Something could happen to change which shirt is Jasper’s favorite, but it won’t be an act of his will. He could have a great day while wearing his Adrian Peterson replica jersey—maybe the football players invite him to a party where they have soda and pie. However, he can’t decide that this morning he likes the football jersey better than the blue T-shirt. And so it is (it seems to me) with belief. Something could happen to change what I believe, but it won’t be my decision. I may be introduced to a new idea, a new perception, that changes what I believe, but I can’t decide to believe one thing instead of another.
Or is there something I'm missing?
For the moment I'll set aside the issue of religious faith and concentrate on more mundane instances of belief.
If a belief can be chosen, if it's a simple act of will, then it should be easy for me to choose to believe that George W. Bush is a lesbian. But I can't. I keep trying, but experience and definition get in the way, suggesting to me that my choices in belief--if they exist at all--are subject to my sense experiences and my ability to reason.
But I'm open to the possibility that I'm wrong. Anybody have a nuance I'm missing?
- Christians often tell me that I can choose to believe in God and/or Jesus, as though this choice is as simple as guessing which checkout line will get me out of the grocery store more quickly. I'm still mystified, though, as to how a belief can be chosen. Can someone explain this process to me?
- To arrive at a belief that God exists (in the way(s) in which He is understood to exist by at least a majority of Christians, if such a thing is possible), it seems to me one must have faith in a number of things that are not God: faith that the stories of the New Testament aren't fictions, that they were preserved in accurate form in the decades between the events and their recordings, that the Council of Nicea and the Council of Trent (as well as the earlier Church Fathers such as Irenaeus) accepted the true versions and rejected the false ones, that the various schisms through the Church's history were survived by the correct side, that the texts are translated in the proper contexts and that they are understood as intended. These things are not divine--how does one justify faith in all of these things just to get to the possibility of God?
- Why is God's ego so fragile He needs my approval, and why would He create so many souls out of nothing just so He could eternally torment some of them based on this qualification? (I realize this one involves specific beliefs about more than just God, but I thought I'd toss it out there).
- Anything you'd like to add to the pile?
I don't mean to pick on Christians, but they are the ones who insist most often that I need to believe a certain way.
Since my first blog is devoted mostly to my less-serious side, daily life, and updates for family and friends, I've kept most of my deeper observations away from there. Most people who know me have gotten tired of my questioning things that normal people accept, decline, ignore, or can't care less about.
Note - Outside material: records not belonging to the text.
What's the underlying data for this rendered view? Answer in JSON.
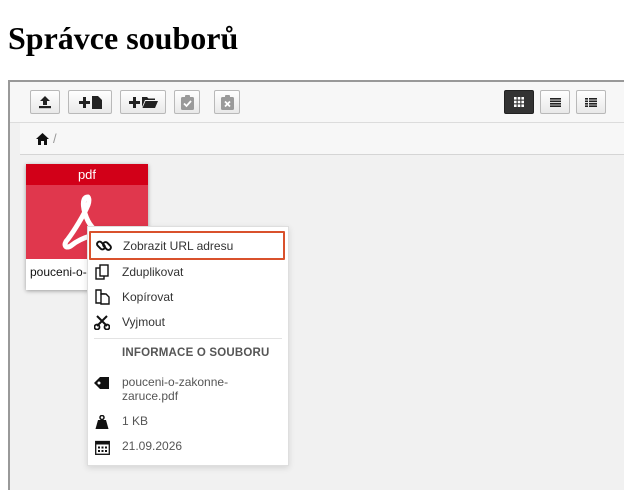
{
  "page": {
    "title": "Správce souborů"
  },
  "toolbar": {
    "buttons": [
      {
        "name": "upload",
        "icon": "upload-icon",
        "state": "normal"
      },
      {
        "name": "new-file",
        "icon": "plus-file-icon",
        "state": "normal"
      },
      {
        "name": "new-folder",
        "icon": "plus-folder-icon",
        "state": "normal"
      },
      {
        "name": "paste",
        "icon": "clipboard-check-icon",
        "state": "disabled"
      },
      {
        "name": "clear-clipboard",
        "icon": "clipboard-x-icon",
        "state": "disabled"
      }
    ],
    "views": [
      {
        "name": "view-grid",
        "icon": "grid-icon",
        "active": true
      },
      {
        "name": "view-list",
        "icon": "list-icon",
        "active": false
      },
      {
        "name": "view-details",
        "icon": "details-icon",
        "active": false
      }
    ]
  },
  "breadcrumb": {
    "home_icon": "home-icon",
    "separator": "/"
  },
  "file": {
    "type_label": "pdf",
    "short_name": "pouceni-o-",
    "color_header": "#d20018",
    "color_body": "#e0374d"
  },
  "context_menu": {
    "items": [
      {
        "name": "show-url",
        "label": "Zobrazit URL adresu",
        "icon": "link-icon",
        "highlighted": true
      },
      {
        "name": "duplicate",
        "label": "Zduplikovat",
        "icon": "duplicate-icon"
      },
      {
        "name": "copy",
        "label": "Kopírovat",
        "icon": "copy-icon"
      },
      {
        "name": "cut",
        "label": "Vyjmout",
        "icon": "scissors-icon"
      }
    ],
    "info_title": "INFORMACE O SOUBORU",
    "info": {
      "filename": "pouceni-o-zakonne-zaruce.pdf",
      "size": "1 KB",
      "date": "21.09.2026"
    }
  },
  "colors": {
    "highlight_border": "#d9512c",
    "active_view": "#333333"
  }
}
So while I spend as much time as possible reading about and pondering the big picture, the complex ideas, the controversial points of view, I rarely discuss them. That's unfortunate, because I find philosophy, religion, and all of their associated concepts critically important and deeply compelling.
So this is where I'll exercise those thoughts.
My intention is to be dispassionate and impartial. Although I'm an atheist and an agnostic it's not my intention to be "anti" anything. Sometimes my tendencies toward taking the Devil's Advocate position and for the quick riposte derail serious consideration of ideas. I'll try to keep those impulses under wraps here.